I just finished reading a new Mercatus Center study by Benjamin M. Blau, “Central Bank Intervention and the Role of Political Connections.”
The findings are summarized:
The study uses data from a full-scale audit of the Fed conducted by the General Accounting Office to examine whether banks with political connections were more likely to receive emergency loans during the financial crisis. The Fed is politically independent, and its decision making, including its loans, should be motivated by the best interest of the credit markets and the economy in general. Nonetheless, this study finds a high degree of correlation between political connections and the likelihood of a bank receiving emergency support from the Fed during the financial crisis.
- Banks receiving emergency loans spent 72 times more on lobbying expenditures in the decade before the crisis than banks that did not receive loans; 15 percent of firms receiving support from the Fed employed politically connected individuals; for banks that did not get a loan from the Fed, only 1.5 percent had a well-connected employee.
- Banks that lobbied the Fed or employed politically connected individuals were more likely to receive emergency loans. The study still finds a relationship between political connections and the likelihood of receiving an emergency loan from the Fed even after controlling for bank size and eliminating from the sample firms listed as “too big to fail” by the Financial Stability Board.
- When controlling for factors like size and designation as “too big to fail,” politically active firms on average received larger loans than banks without political connections.
- Banks that employed politically connected individuals were generally in debt to the Fed for longer than those that did not have such employees
Explaining why politically connected banks were more likely to receive emergency assistance will require more research, but in view of the Fed’s political independence, there are at least three different possible explanations for the results:
Information available to the Fed: The Fed possibly had more information about politically active banks; therefore, awarding loans to those institutions was an easier decision.
Voluntary participation by banks: Politically active banks are more likely to seek Federal Reserve loans.
Risk-taking by banks: Politically connected firms, because of their ties to those in power, might feel emboldened to engage in riskier behavior that will eventually prompt the central bank to take action when the crisis occurs.
Well worth a read, especially by those who support allowing greater political discretion for bailouts and the like in a banking crisis. As I have argued previously, that position is dependent on an assumption that politicians will act in a non-political manner. If, however, politicians are more likely to bailout banks that are politically connected–as Blau finds–then it seems to me that we’d want to be much more skeptical about allowing politicians to pick winners and losers by deciding who gets bailed out and who doesn’t.

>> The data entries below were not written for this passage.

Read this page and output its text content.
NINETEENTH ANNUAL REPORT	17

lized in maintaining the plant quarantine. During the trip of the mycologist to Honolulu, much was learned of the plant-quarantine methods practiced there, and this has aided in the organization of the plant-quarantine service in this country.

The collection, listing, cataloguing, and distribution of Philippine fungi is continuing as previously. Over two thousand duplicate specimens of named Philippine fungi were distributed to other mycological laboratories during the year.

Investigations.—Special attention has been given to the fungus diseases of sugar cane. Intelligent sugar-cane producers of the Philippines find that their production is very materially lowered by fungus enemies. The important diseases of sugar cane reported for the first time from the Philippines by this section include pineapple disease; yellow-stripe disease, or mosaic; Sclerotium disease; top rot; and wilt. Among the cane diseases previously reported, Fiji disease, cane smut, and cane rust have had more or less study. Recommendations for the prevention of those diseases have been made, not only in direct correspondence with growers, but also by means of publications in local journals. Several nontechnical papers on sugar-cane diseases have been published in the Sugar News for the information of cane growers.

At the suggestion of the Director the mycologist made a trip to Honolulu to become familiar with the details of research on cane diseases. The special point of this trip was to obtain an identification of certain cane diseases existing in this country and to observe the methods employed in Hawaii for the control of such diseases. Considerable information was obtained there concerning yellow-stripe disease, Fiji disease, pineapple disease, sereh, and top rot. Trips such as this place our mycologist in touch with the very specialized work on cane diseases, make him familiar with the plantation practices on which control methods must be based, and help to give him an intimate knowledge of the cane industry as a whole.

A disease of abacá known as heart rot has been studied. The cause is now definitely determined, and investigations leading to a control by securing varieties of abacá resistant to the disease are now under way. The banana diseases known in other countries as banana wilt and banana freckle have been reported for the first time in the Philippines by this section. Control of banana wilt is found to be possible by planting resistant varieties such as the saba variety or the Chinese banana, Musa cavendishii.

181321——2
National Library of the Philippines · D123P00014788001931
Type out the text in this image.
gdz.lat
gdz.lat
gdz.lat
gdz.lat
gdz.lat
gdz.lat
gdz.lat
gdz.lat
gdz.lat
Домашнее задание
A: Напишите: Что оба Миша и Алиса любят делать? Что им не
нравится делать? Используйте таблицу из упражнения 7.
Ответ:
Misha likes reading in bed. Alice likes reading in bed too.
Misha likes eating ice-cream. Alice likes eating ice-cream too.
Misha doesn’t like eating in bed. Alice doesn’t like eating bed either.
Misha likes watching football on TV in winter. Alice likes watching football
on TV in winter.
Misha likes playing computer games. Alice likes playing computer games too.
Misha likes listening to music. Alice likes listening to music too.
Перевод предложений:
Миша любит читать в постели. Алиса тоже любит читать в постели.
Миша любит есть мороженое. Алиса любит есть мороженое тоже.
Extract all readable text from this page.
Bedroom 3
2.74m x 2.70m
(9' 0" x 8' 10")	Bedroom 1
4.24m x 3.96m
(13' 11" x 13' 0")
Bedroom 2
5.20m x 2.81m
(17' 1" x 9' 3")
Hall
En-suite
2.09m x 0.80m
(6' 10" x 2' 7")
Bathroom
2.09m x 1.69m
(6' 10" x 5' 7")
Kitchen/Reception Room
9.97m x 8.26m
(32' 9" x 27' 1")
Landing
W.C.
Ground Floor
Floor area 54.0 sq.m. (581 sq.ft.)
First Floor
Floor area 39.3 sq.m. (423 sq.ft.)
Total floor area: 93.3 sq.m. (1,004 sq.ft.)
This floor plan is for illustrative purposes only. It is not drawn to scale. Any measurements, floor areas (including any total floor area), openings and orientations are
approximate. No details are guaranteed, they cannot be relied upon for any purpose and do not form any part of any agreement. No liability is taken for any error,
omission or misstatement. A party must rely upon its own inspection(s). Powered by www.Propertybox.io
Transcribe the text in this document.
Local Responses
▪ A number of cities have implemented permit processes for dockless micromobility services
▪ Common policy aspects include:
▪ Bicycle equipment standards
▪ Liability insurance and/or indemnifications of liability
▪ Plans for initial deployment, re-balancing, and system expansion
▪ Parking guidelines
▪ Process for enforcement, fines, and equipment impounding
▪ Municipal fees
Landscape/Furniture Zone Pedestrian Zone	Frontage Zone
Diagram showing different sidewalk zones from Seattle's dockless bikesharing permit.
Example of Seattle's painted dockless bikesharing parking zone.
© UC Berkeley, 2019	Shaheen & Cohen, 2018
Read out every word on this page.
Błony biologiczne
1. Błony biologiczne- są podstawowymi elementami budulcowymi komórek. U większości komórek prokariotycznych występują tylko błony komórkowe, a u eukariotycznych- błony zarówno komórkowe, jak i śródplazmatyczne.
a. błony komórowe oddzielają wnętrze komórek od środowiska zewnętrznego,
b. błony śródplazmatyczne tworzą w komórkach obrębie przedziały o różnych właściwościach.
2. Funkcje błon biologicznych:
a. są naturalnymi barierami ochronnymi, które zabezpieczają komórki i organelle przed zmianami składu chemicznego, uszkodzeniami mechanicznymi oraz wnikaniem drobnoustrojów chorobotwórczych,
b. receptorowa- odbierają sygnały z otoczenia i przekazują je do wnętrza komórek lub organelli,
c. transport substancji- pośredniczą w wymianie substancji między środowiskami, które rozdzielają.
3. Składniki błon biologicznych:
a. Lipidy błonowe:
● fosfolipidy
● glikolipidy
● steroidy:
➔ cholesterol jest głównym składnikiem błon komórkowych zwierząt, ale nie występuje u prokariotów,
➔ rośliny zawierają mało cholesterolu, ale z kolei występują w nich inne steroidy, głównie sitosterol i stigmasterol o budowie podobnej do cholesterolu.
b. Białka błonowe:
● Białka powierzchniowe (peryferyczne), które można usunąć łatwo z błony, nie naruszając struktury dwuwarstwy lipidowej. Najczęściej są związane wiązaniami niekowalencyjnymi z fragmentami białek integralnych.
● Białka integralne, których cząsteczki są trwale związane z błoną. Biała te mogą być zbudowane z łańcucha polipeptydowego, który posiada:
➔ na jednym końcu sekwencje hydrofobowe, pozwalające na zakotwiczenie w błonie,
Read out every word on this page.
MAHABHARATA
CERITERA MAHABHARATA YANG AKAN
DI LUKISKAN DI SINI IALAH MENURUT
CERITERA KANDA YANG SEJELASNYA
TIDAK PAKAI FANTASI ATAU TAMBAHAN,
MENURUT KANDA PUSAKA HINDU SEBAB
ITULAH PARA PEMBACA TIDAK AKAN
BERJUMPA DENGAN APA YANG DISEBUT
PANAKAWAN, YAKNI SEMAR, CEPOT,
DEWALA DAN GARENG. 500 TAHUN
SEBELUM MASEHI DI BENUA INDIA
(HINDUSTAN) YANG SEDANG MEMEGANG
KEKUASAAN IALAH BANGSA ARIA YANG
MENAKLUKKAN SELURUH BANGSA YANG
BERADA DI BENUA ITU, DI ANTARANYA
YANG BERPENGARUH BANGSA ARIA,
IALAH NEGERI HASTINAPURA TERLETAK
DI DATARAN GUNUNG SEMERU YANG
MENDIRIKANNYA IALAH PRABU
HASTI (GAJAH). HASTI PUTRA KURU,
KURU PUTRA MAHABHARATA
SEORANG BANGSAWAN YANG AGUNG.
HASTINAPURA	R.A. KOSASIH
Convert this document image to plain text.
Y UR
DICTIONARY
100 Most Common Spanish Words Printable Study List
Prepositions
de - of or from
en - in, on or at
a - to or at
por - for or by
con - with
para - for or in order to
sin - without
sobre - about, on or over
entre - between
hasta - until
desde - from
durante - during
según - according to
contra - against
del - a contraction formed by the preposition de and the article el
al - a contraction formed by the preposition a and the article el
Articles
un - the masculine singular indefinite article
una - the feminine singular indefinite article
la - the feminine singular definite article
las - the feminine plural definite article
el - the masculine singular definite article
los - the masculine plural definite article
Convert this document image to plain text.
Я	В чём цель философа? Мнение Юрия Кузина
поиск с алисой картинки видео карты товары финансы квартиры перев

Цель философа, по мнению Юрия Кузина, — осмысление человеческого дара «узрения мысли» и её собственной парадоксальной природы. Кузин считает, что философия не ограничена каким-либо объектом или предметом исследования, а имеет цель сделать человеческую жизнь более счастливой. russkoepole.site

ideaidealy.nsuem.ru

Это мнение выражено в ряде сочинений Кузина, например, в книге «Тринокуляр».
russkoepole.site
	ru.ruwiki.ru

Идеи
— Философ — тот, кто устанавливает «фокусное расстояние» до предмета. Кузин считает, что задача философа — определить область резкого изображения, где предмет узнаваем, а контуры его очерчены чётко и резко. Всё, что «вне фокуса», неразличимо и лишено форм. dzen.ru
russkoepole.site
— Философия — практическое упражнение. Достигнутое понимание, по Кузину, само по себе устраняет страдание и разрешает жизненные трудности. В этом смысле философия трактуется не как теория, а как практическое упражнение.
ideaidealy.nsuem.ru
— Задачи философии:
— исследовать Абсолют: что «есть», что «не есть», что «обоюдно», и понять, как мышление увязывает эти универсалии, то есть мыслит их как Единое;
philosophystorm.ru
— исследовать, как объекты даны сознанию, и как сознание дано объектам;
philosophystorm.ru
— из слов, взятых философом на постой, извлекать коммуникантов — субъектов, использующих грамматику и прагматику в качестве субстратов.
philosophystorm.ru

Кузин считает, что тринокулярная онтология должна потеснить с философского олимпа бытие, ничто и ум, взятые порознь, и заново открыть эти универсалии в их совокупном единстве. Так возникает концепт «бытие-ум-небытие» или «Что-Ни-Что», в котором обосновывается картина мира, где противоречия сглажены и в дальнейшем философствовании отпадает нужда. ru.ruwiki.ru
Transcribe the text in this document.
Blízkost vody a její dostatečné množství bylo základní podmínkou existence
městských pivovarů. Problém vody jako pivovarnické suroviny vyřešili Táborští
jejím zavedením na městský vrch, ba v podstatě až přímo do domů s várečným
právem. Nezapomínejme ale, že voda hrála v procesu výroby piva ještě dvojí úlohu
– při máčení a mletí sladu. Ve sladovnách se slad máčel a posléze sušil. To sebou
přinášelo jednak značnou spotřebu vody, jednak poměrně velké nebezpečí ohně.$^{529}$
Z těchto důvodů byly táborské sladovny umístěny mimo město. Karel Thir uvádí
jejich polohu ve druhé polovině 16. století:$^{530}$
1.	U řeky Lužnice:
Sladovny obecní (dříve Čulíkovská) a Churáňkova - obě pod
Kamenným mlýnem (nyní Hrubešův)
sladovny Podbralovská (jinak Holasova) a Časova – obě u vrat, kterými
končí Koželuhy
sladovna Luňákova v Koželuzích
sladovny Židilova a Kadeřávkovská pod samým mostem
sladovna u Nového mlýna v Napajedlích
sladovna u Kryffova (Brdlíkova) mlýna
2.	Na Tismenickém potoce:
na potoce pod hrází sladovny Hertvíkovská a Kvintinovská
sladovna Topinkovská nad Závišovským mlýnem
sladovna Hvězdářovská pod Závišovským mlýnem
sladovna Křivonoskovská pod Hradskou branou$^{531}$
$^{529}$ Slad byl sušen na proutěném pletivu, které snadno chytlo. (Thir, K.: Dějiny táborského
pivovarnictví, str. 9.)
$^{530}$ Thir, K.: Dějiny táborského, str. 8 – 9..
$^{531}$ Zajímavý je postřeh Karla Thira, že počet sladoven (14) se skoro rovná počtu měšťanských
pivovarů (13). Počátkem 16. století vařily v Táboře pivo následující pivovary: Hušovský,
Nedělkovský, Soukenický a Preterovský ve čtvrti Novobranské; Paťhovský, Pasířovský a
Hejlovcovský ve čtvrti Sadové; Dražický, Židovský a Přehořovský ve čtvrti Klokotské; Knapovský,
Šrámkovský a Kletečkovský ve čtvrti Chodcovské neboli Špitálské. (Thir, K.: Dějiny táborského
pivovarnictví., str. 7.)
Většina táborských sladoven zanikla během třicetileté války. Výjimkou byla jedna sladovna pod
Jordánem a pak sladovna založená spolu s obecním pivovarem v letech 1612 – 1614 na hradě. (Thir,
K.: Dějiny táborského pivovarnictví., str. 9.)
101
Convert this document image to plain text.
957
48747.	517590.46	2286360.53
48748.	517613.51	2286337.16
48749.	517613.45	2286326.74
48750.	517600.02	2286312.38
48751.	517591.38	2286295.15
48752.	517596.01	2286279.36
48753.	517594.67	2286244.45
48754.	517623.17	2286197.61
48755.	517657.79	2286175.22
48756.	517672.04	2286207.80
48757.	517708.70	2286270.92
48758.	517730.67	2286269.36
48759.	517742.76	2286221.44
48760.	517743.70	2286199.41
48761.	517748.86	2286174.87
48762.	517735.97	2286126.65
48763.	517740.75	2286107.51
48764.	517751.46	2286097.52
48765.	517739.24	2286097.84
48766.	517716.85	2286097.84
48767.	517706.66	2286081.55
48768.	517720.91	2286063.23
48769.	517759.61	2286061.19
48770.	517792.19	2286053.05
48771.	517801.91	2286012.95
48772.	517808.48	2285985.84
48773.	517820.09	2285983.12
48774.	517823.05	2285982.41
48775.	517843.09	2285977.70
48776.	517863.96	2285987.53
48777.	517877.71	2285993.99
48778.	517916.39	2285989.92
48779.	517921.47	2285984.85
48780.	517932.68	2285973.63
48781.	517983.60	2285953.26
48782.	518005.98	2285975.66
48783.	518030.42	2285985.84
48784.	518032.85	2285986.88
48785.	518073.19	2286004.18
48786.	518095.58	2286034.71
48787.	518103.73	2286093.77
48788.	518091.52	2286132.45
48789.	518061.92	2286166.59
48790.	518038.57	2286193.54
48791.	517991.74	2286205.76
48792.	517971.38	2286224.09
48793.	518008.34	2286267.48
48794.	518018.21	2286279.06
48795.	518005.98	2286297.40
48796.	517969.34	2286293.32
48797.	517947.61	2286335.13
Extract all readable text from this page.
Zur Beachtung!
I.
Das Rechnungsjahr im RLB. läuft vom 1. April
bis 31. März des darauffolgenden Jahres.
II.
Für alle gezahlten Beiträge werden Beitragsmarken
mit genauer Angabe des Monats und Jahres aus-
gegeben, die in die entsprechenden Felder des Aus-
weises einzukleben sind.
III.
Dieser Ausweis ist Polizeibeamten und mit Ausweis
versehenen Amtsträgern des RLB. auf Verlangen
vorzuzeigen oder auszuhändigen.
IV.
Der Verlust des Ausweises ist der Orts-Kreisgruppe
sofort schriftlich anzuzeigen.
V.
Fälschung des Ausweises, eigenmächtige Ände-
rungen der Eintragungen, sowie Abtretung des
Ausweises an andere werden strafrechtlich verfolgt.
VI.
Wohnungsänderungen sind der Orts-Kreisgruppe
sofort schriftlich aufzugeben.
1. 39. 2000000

Given that the regulatory burden imposed by Dodd-Frank will be disproportionately expensive for smaller banks relative to large, combined with the potential entrenchment of the TBTF subsidy for large banks (although the jury is still out on this as an empirical matter), I suspect that Dodd-Frank’s ironic legacy will be promote consolidation in the industry, make the TBTF fails even larger and more destabilizing to the economy, and to promote even more of the political entanglements and cronyism described by Blau. What Blau finds is just a subset of the larger problem, in my view–the largest and most politically-connected banks are the ones that can hire the lawyers and lobbyists to cut their way through Dodd-Frank’s thicket of regulation, while smaller banks are being crushed under its regulatory weight and the TBTF subsidy.
In a similar vein, here’s an article from just last month describing how larger banks are gobbling up smaller banks through a wave of mergers and acquisitions, driven in large part by the need amortize the costs of regulatory compliance under Dodd-Frank.
As I argued in that referenced essay: “It is often overlooked that the value of the rule of law is to benefit ordinary citizens. Wealthy, powerful special interests can hire the lawyers and lobbyists that enable them to thrive in a system defined by loopholes and arbitrary government decision-making. Ordinary citizens, however, are excluded from these back-room deals.” By increasing the politicization and regulatory burden of the banking industry, in the end Wall Street is likely to be the big winner under Dodd-Frank.